Soon the word spread & he was innundated by orders for real-time chrome cassettes from all over. He was having to dub more cassettes than he could do himself. He wanted to mix, not make dubs. He still had studio clients as well as bands that wanted him to their live shows. Soon SuperDuper turned into a monster. His friend Van Browne offered him a spare room in RMS Sound, a 1980's (think Soundcraft JBL & Otari then.) pro audio dealer on 39th & Powell. DAT was big then. And analog tapes at 15 ips with dbx or Dolby SR.
Soon the Nakamichi's grew to over 50 decks. Rick bought a machine to load cassettes in the old house's kitchen area.
The old building was falling apart. But it was cool.

A short time went by when the old/new Spectrum Studios building became available. The Russ Berger designed facility needed tenants as Spectrum Studios had gone bankrupt & Rick moved in with a couple other fledgling business's like Dan Reed's production company. And White Horse, a jingle company. They ran the studios but, soon they found websites to be their calling.

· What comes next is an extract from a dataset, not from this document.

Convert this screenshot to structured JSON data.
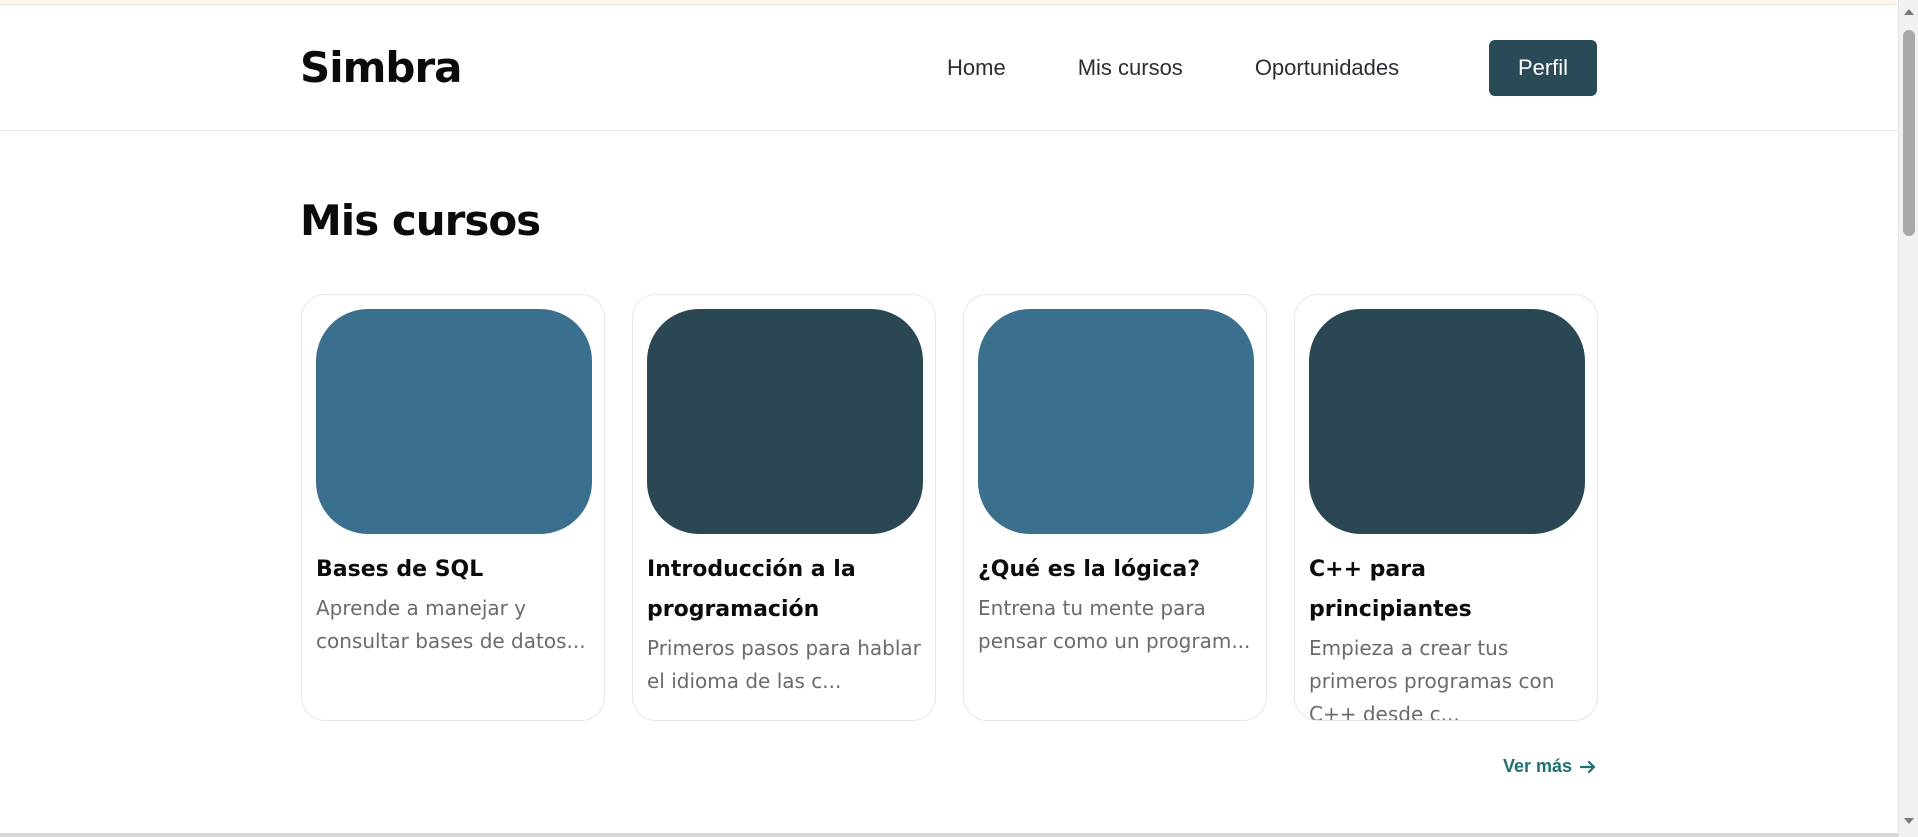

SuperDuper ran a mastering studio out of one the rooms. Our main floor was a pro audio showroom.The basement was the production area & soon became filled with more & more machinery. The Nakamichis soon totalled 100, & there were loading robots, shell printing, & shrinkwrap machines. And a staff of 10 making cassettes.
In the meantime the pro audio store opened up & started selling cables, compressors, digital reverbs, mixers, & ADATs.